Why is linear regression unsuitable for binary classification, and what specific problems does logistic regression fix?
Linear regression predicts unbounded real values, so it can output probabilities below 0 or above 1, and its loss function penalizes confident correct predictions. Logistic regression fixes this by applying the sigmoid to map any real score to (0,1) and optimizing log-loss, which is a proper scoring rule aligned with probability calibration.
How to think about it
Problem 1 — Unbounded outputs. Linear regression predicts ŷ = Xβ, which ranges over all reals. Interpreting values outside [0, 1] as probabilities is meaningless, and a decision threshold of 0.5 becomes arbitrary when predictions routinely exceed 1 or go negative.
Problem 2 — Wrong loss function. OLS minimizes squared error. For a binary label y ∈ {0,1}, MSE is not a proper scoring rule — it penalizes a model that predicts 0.99 for a true positive more harshly than one that predicts 0.6, distorting learning.
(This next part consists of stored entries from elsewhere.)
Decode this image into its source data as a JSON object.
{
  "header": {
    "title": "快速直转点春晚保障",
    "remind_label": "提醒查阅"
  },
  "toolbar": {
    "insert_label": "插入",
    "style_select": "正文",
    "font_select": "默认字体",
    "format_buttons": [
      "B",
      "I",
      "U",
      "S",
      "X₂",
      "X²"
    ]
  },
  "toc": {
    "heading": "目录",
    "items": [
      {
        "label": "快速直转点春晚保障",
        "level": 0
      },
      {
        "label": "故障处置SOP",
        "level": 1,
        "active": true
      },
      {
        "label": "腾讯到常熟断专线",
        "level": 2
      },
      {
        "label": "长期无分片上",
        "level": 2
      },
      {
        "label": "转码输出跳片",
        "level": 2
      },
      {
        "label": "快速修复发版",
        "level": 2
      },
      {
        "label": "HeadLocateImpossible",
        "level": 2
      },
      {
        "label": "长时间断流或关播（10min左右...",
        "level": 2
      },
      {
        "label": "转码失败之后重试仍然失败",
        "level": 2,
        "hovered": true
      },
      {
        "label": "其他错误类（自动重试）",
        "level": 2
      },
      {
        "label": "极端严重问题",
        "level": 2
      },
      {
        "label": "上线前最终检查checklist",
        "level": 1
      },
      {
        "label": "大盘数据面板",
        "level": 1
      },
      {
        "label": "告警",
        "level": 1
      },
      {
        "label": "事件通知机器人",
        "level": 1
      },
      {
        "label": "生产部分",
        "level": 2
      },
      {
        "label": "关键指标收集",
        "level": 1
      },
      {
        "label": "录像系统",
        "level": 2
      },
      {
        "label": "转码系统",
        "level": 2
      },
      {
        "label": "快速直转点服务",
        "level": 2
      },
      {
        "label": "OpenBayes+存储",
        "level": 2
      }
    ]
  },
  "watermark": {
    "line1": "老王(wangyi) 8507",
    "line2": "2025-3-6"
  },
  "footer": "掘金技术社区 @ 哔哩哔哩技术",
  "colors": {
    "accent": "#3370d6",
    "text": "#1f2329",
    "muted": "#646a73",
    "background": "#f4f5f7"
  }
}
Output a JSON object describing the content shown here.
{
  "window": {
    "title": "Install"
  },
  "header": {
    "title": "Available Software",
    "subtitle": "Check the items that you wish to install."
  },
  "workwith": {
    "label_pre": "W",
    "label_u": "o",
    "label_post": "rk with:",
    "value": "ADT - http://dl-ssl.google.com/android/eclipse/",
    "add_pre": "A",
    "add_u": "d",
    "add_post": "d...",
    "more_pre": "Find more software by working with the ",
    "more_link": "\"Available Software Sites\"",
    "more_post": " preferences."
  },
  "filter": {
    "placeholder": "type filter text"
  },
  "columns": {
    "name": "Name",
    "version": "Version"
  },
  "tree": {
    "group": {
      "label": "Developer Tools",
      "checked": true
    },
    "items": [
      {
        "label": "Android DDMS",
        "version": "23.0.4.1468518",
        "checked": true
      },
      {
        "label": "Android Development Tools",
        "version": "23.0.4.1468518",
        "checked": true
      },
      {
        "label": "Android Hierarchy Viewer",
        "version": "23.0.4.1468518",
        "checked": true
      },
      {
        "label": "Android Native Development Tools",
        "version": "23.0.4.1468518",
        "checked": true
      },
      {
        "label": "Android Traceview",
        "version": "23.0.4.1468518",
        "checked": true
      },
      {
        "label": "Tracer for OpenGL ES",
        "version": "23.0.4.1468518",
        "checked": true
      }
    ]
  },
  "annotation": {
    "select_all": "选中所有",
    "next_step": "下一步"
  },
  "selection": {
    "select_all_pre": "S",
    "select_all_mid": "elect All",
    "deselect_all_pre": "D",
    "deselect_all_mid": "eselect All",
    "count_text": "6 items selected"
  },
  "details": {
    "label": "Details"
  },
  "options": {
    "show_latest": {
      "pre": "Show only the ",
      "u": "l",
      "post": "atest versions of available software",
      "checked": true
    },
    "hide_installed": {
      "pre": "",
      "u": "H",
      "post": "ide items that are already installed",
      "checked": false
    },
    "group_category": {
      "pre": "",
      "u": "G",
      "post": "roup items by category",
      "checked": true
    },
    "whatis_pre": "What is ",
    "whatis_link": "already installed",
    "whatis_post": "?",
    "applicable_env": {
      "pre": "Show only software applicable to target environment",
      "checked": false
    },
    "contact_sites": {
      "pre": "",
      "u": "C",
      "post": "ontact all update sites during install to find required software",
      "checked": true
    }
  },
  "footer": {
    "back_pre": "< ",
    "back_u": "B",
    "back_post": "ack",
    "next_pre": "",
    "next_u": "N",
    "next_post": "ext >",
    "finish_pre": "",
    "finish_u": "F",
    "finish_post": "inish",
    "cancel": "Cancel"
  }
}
Problem 3 — Non-constant variance. Binary outcomes are Bernoulli — the variance p(1-p) depends on p, violating homoscedasticity. OLS estimates are unbiased but inefficient and standard errors are invalid.
What logistic regression does instead:
The sigmoid maps the linear score z = Xβ to a probability:
σ(z) = 1 / (1 + e^(-z))
The model then maximizes the log-likelihood (minimizes log-loss / binary cross-entropy):
L = -[y log(p) + (1-y) log(1-p)]
This is a convex objective with a unique global minimum (no local minima), and the decision boundary p = 0.5 corresponds exactly to Xβ = 0.
from sklearn.linear_model import LogisticRegression
clf = LogisticRegression(max_iter=1000)
clf.fit(X_train, y_train)
proba = clf.predict_proba(X_test)[:, 1] # calibrated probabilities in (0,1)